I could set up a VPN from the two sites that have Qsync users to the main office that houses the NAS. However.............
if users took their PCs home they would not be part of the office network any longer where the site to site VPN would allow qsync to work.

It's always security level vs. inconvenience level.

[Don]

Ok, thanks for the advice about the IP banning setting. I just set that. Should make it less "fun" for anyone wanting to keep cracking at it.

I could set up a VPN from the two sites that have Qsync users to the main office that houses the NAS. However.............
if users took their PCs home they would not be part of the office network any longer where the site to site VPN would allow qsync to work.

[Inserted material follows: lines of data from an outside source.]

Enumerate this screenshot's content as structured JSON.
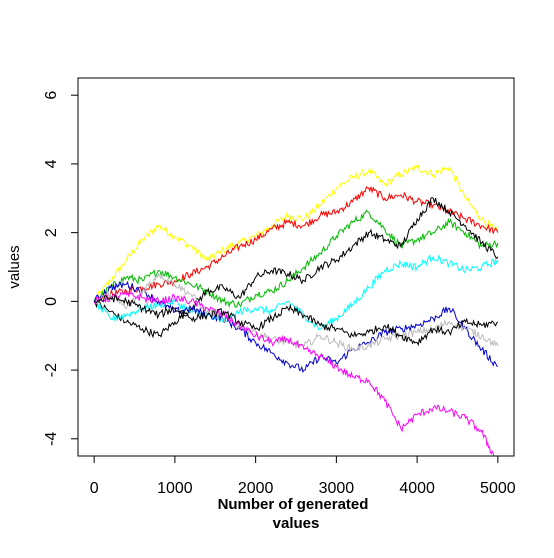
{
  "chart_data": {
    "type": "line",
    "title": "",
    "xlabel": "Number of generated values",
    "xlabel_lines": [
      "Number of generated",
      "values"
    ],
    "ylabel": "values",
    "xlim": [
      -200,
      5200
    ],
    "ylim": [
      -4.5,
      6.5
    ],
    "xticks": [
      {
        "value": 0,
        "label": "0"
      },
      {
        "value": 1000,
        "label": "1000"
      },
      {
        "value": 2000,
        "label": "2000"
      },
      {
        "value": 3000,
        "label": "3000"
      },
      {
        "value": 4000,
        "label": "4000"
      },
      {
        "value": 5000,
        "label": "5000"
      }
    ],
    "yticks": [
      {
        "value": -4,
        "label": "-4"
      },
      {
        "value": -2,
        "label": "-2"
      },
      {
        "value": 0,
        "label": "0"
      },
      {
        "value": 2,
        "label": "2"
      },
      {
        "value": 4,
        "label": "4"
      },
      {
        "value": 6,
        "label": "6"
      }
    ],
    "grid": false,
    "legend": "none",
    "series": [
      {
        "color": "#ffff00",
        "x": [
          0,
          200,
          400,
          600,
          800,
          1000,
          1200,
          1400,
          1600,
          1800,
          2000,
          2200,
          2400,
          2600,
          2800,
          3000,
          3200,
          3400,
          3600,
          3800,
          4000,
          4200,
          4400,
          4600,
          4800,
          5000
        ],
        "y": [
          0,
          0.6,
          1.2,
          1.8,
          2.2,
          1.9,
          1.6,
          1.2,
          1.5,
          1.7,
          1.9,
          2.2,
          2.5,
          2.4,
          2.8,
          3.3,
          3.6,
          3.8,
          3.4,
          3.7,
          3.9,
          3.7,
          3.9,
          3.0,
          2.4,
          2.0
        ]
      },
      {
        "color": "#ff0000",
        "x": [
          0,
          200,
          400,
          600,
          800,
          1000,
          1200,
          1400,
          1600,
          1800,
          2000,
          2200,
          2400,
          2600,
          2800,
          3000,
          3200,
          3400,
          3600,
          3800,
          4000,
          4200,
          4400,
          4600,
          4800,
          5000
        ],
        "y": [
          0,
          0.2,
          0.3,
          0.4,
          0.5,
          0.6,
          0.8,
          1.0,
          1.3,
          1.6,
          1.8,
          2.1,
          2.3,
          2.2,
          2.5,
          2.6,
          2.9,
          3.3,
          3.0,
          3.1,
          2.9,
          2.8,
          2.6,
          2.4,
          2.2,
          2.0
        ]
      },
      {
        "color": "#00bb00",
        "x": [
          0,
          200,
          400,
          600,
          800,
          1000,
          1200,
          1400,
          1600,
          1800,
          2000,
          2200,
          2400,
          2600,
          2800,
          3000,
          3200,
          3400,
          3600,
          3800,
          4000,
          4200,
          4400,
          4600,
          4800,
          5000
        ],
        "y": [
          0,
          0.4,
          0.7,
          0.6,
          0.9,
          0.7,
          0.5,
          0.3,
          0.0,
          -0.1,
          0.2,
          0.3,
          0.6,
          1.0,
          1.4,
          1.9,
          2.3,
          2.6,
          2.1,
          1.6,
          1.8,
          2.0,
          2.3,
          2.0,
          1.6,
          1.7
        ]
      },
      {
        "color": "#000000",
        "x": [
          0,
          200,
          400,
          600,
          800,
          1000,
          1200,
          1400,
          1600,
          1800,
          2000,
          2200,
          2400,
          2600,
          2800,
          3000,
          3200,
          3400,
          3600,
          3800,
          4000,
          4200,
          4400,
          4600,
          4800,
          5000
        ],
        "y": [
          0,
          -0.3,
          -0.6,
          -0.8,
          -1.0,
          -0.6,
          -0.2,
          0.3,
          0.4,
          0.1,
          0.7,
          0.9,
          0.8,
          0.6,
          1.0,
          1.2,
          1.6,
          2.0,
          1.8,
          1.6,
          2.4,
          3.0,
          2.6,
          2.2,
          1.7,
          1.3
        ]
      },
      {
        "color": "#00ffff",
        "x": [
          0,
          200,
          400,
          600,
          800,
          1000,
          1200,
          1400,
          1600,
          1800,
          2000,
          2200,
          2400,
          2600,
          2800,
          3000,
          3200,
          3400,
          3600,
          3800,
          4000,
          4200,
          4400,
          4600,
          4800,
          5000
        ],
        "y": [
          0,
          -0.5,
          -0.4,
          -0.2,
          -0.1,
          0.0,
          -0.3,
          -0.4,
          -0.6,
          -0.3,
          -0.2,
          -0.3,
          0.0,
          -0.4,
          -0.8,
          -0.5,
          -0.1,
          0.4,
          0.9,
          1.1,
          1.0,
          1.3,
          1.1,
          0.9,
          1.0,
          1.2
        ]
      },
      {
        "color": "#0000cc",
        "x": [
          0,
          200,
          400,
          600,
          800,
          1000,
          1200,
          1400,
          1600,
          1800,
          2000,
          2200,
          2400,
          2600,
          2800,
          3000,
          3200,
          3400,
          3600,
          3800,
          4000,
          4200,
          4400,
          4600,
          4800,
          5000
        ],
        "y": [
          0,
          0.4,
          0.5,
          0.3,
          0.0,
          -0.3,
          -0.2,
          -0.4,
          -0.5,
          -0.8,
          -1.2,
          -1.5,
          -1.8,
          -2.0,
          -1.6,
          -1.8,
          -1.4,
          -1.2,
          -0.9,
          -0.8,
          -0.7,
          -0.5,
          -0.2,
          -0.8,
          -1.4,
          -1.9
        ]
      },
      {
        "color": "#bbbbbb",
        "x": [
          0,
          200,
          400,
          600,
          800,
          1000,
          1200,
          1400,
          1600,
          1800,
          2000,
          2200,
          2400,
          2600,
          2800,
          3000,
          3200,
          3400,
          3600,
          3800,
          4000,
          4200,
          4400,
          4600,
          4800,
          5000
        ],
        "y": [
          0,
          0.2,
          -0.2,
          0.3,
          0.8,
          0.5,
          0.2,
          -0.3,
          -0.5,
          -0.7,
          -0.9,
          -1.1,
          -1.2,
          -1.3,
          -1.0,
          -1.2,
          -1.4,
          -1.3,
          -1.1,
          -1.0,
          -0.9,
          -0.8,
          -0.6,
          -0.8,
          -1.0,
          -1.3
        ]
      },
      {
        "color": "#ff00ff",
        "x": [
          0,
          200,
          400,
          600,
          800,
          1000,
          1200,
          1400,
          1600,
          1800,
          2000,
          2200,
          2400,
          2600,
          2800,
          3000,
          3200,
          3400,
          3600,
          3800,
          4000,
          4200,
          4400,
          4600,
          4800,
          4950
        ],
        "y": [
          0,
          0.1,
          0.2,
          0.1,
          0.0,
          0.1,
          0.0,
          -0.2,
          -0.4,
          -0.7,
          -1.0,
          -1.2,
          -1.1,
          -1.4,
          -1.6,
          -1.9,
          -2.2,
          -2.3,
          -2.9,
          -3.7,
          -3.3,
          -3.1,
          -3.2,
          -3.4,
          -3.8,
          -4.5
        ]
      },
      {
        "color": "#000000",
        "x": [
          0,
          200,
          400,
          600,
          800,
          1000,
          1200,
          1400,
          1600,
          1800,
          2000,
          2200,
          2400,
          2600,
          2800,
          3000,
          3200,
          3400,
          3600,
          3800,
          4000,
          4200,
          4400,
          4600,
          4800,
          5000
        ],
        "y": [
          0,
          0.1,
          0.0,
          -0.2,
          -0.4,
          -0.2,
          -0.5,
          -0.4,
          -0.3,
          -0.6,
          -0.8,
          -0.5,
          -0.2,
          -0.4,
          -0.7,
          -0.8,
          -1.0,
          -0.9,
          -0.7,
          -1.0,
          -1.2,
          -0.8,
          -0.9,
          -0.6,
          -0.7,
          -0.6
        ]
      }
    ]
  }
}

It's always security level vs. inconvenience level.

They can still set up a VPN from their PC to either the office router or NAS itself.

[snorkel]

Yes, I had thought of this - a VPN from their computer to the other router or the NAS, but.................
They need to periodically connect to another PPTP VPN in order to remotely manage a Windows workstation via RDP that controls a heating/air conditioning system. And I thought that you can't have two VPNs going at the same time.

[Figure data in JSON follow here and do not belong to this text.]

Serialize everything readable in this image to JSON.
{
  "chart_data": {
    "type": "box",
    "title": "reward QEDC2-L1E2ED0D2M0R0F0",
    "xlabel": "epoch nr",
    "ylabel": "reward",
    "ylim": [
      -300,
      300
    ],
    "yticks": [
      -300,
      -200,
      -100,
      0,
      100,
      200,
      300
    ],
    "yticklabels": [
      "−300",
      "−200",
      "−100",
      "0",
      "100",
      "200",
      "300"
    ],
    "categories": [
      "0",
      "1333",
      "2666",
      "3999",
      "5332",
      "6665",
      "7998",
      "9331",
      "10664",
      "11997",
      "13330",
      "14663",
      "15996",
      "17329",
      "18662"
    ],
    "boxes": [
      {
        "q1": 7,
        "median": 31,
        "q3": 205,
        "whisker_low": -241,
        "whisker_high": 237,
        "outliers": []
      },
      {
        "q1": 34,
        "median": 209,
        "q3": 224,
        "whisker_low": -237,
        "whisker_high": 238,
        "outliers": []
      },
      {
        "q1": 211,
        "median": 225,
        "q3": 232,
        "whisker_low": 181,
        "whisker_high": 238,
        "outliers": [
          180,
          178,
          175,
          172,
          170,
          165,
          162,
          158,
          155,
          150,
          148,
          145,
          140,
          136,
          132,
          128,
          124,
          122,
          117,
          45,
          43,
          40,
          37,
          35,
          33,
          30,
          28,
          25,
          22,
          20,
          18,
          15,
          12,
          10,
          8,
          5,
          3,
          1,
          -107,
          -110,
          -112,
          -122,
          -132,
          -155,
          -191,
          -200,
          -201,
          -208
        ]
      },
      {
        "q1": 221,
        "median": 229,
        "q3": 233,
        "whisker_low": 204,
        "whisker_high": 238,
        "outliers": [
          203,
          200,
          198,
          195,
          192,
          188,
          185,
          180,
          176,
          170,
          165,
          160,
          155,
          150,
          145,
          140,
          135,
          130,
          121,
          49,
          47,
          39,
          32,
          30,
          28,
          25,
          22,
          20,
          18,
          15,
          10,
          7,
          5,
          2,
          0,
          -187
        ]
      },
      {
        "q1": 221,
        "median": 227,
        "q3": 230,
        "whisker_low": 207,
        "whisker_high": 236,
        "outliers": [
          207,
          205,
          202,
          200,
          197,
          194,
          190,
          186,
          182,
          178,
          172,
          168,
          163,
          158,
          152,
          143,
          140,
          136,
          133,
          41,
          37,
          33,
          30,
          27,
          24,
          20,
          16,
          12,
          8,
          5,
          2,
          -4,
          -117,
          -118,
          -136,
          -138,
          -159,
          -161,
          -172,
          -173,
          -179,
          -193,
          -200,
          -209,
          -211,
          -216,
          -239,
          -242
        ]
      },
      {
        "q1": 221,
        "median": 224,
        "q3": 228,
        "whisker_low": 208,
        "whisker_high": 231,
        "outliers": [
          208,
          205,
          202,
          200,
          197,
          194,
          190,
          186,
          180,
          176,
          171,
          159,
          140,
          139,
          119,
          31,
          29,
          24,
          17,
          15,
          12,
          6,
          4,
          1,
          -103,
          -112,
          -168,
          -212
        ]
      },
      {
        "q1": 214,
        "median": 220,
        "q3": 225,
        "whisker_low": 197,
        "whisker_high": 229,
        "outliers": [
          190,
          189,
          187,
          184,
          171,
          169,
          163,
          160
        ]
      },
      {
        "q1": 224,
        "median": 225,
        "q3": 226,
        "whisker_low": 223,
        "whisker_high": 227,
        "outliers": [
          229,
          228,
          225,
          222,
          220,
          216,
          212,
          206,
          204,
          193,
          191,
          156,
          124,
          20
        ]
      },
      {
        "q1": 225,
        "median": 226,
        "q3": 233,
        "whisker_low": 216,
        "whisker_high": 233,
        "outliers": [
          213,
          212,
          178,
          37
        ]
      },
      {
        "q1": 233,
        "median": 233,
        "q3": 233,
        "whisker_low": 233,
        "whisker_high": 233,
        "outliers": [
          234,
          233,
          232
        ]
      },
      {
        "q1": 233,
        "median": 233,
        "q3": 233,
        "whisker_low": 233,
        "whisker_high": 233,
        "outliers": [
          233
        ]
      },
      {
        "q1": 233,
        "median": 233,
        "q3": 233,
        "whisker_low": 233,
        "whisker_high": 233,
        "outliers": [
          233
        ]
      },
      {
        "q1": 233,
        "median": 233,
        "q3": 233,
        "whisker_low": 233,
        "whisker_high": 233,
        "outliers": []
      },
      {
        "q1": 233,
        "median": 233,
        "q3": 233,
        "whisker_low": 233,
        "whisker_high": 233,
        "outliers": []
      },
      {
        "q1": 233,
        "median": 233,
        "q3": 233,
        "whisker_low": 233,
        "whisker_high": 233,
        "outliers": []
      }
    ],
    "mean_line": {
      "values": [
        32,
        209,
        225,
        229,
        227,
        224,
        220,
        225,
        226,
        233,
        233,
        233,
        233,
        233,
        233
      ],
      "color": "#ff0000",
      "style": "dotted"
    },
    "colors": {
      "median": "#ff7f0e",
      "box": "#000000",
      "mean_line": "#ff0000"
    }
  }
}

But, i TOTALLY agree that VPN would allow me to close the hole in the firewall to cut off most of the hacking attempts.

[dolbyman]

PPTP is a bit insecure, so using it from a public wifi might be a bad idea (someone could snoop and cloudcrack your credentials) , I would switch over your VPN to OpenVPN or IPSEC.

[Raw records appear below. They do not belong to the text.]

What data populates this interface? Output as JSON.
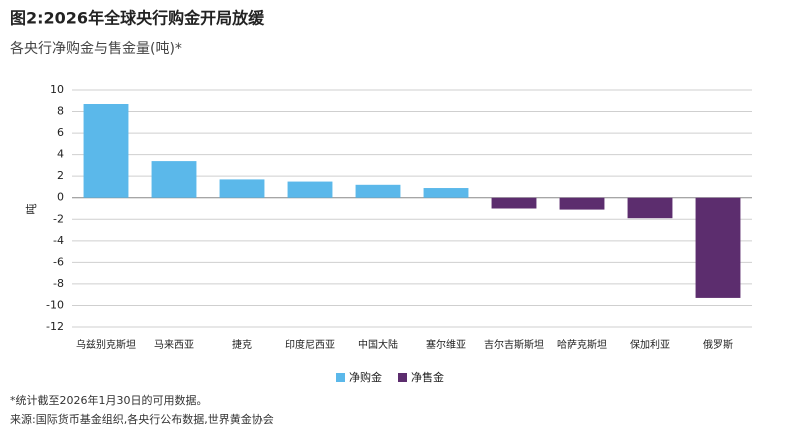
{
  "chart_data": {
    "type": "bar",
    "title": "图2:2026年全球央行购金开局放缓",
    "subtitle": "各央行净购金与售金量(吨)*",
    "y_label": "吨",
    "categories": [
      "乌兹别克斯坦",
      "马来西亚",
      "捷克",
      "印度尼西亚",
      "中国大陆",
      "塞尔维亚",
      "吉尔吉斯斯坦",
      "哈萨克斯坦",
      "保加利亚",
      "俄罗斯"
    ],
    "series": [
      {
        "name": "净购金",
        "color": "#5bb8ea",
        "values": [
          8.7,
          3.4,
          1.7,
          1.5,
          1.2,
          0.9,
          null,
          null,
          null,
          null
        ]
      },
      {
        "name": "净售金",
        "color": "#5c2d6e",
        "values": [
          null,
          null,
          null,
          null,
          null,
          null,
          -1.0,
          -1.1,
          -1.9,
          -9.3
        ]
      }
    ],
    "ylim": [
      -12,
      10
    ],
    "yticks": [
      -12,
      -10,
      -8,
      -6,
      -4,
      -2,
      0,
      2,
      4,
      6,
      8,
      10
    ],
    "grid": true,
    "legend": "bottom",
    "notes": [
      "*统计截至2026年1月30日的可用数据。",
      "来源:国际货币基金组织,各央行公布数据,世界黄金协会"
    ]
  }
}
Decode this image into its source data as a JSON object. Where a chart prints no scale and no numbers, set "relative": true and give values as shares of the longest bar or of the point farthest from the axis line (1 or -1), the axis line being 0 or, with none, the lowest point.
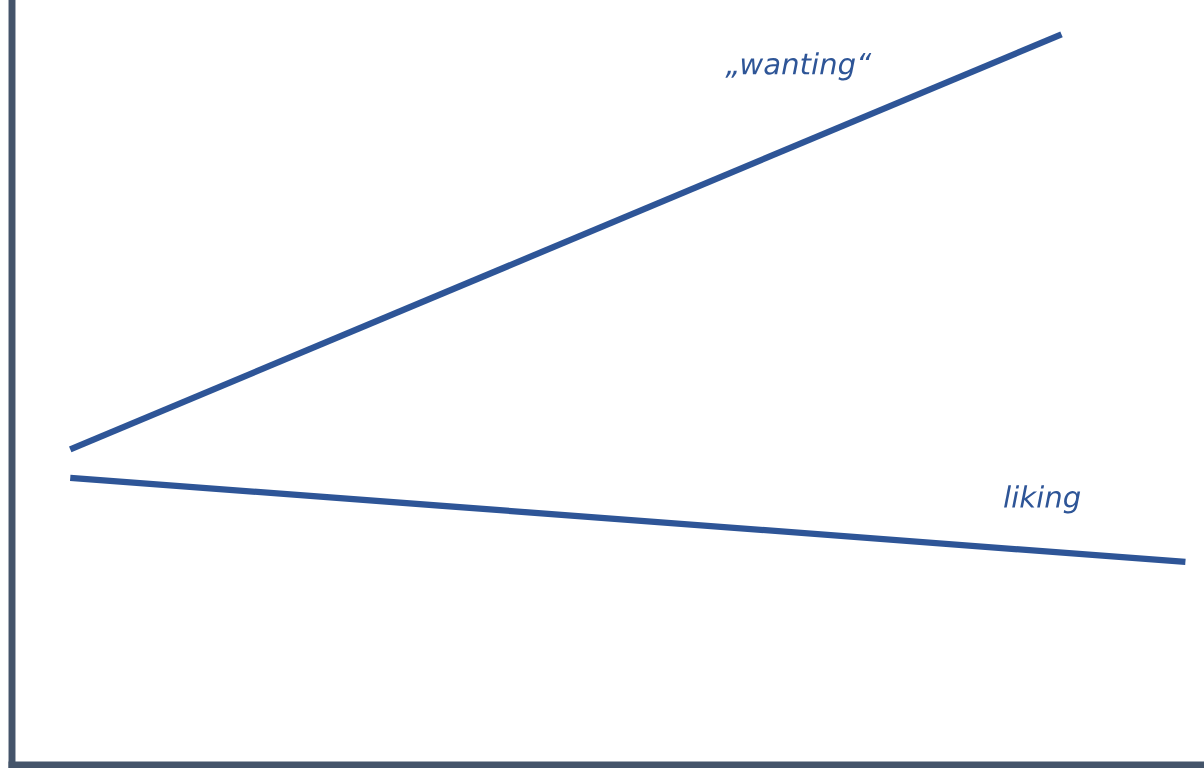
{
  "chart_data": {
    "type": "line",
    "relative": true,
    "categories": [
      null,
      null,
      null,
      null,
      null,
      null,
      null,
      null,
      null,
      null
    ],
    "series": [
      {
        "name": "„wanting“",
        "color": "#2e5597",
        "values": [
          0.432,
          null,
          null,
          null,
          null,
          null,
          null,
          null,
          1.0,
          null
        ]
      },
      {
        "name": "liking",
        "color": "#2e5597",
        "values": [
          0.393,
          null,
          null,
          null,
          null,
          null,
          null,
          null,
          null,
          0.278
        ]
      }
    ]
  }
}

But other than that you should be able to connect to your PPTP server with more than one client at a time

[snorkel]

I think for casual use, PPTP is still ok. We're not talking about super secret information. I'll look into being able to run two VPNs at the same time. Thanks for all the replies.

[Sol-Info]

Hi,

I tried to connect two QNAP with VPN PPTP. It work, the QNAP client is connected to the server but I can't communicat with. Which rules I have to add in my firewall to work ?

Thank's in advance.

Sol-Info

[smartwombat]

They need to periodically connect to another PPTP VPN in order to remotely manage a Windows workstation via RDP that controls a heating/air conditioning system.

My solution to that was Oracle VM VirtualBox, setup the second VPN within that VM so that the main system is not affected, and the (infrequently used) VM can be spun up/state saved when needed.
It saves my main machine going all Arabic on me, as the VPN connects via the UAE and my point of presence suddenly moves there and everything "helpfully" gets set to the local language.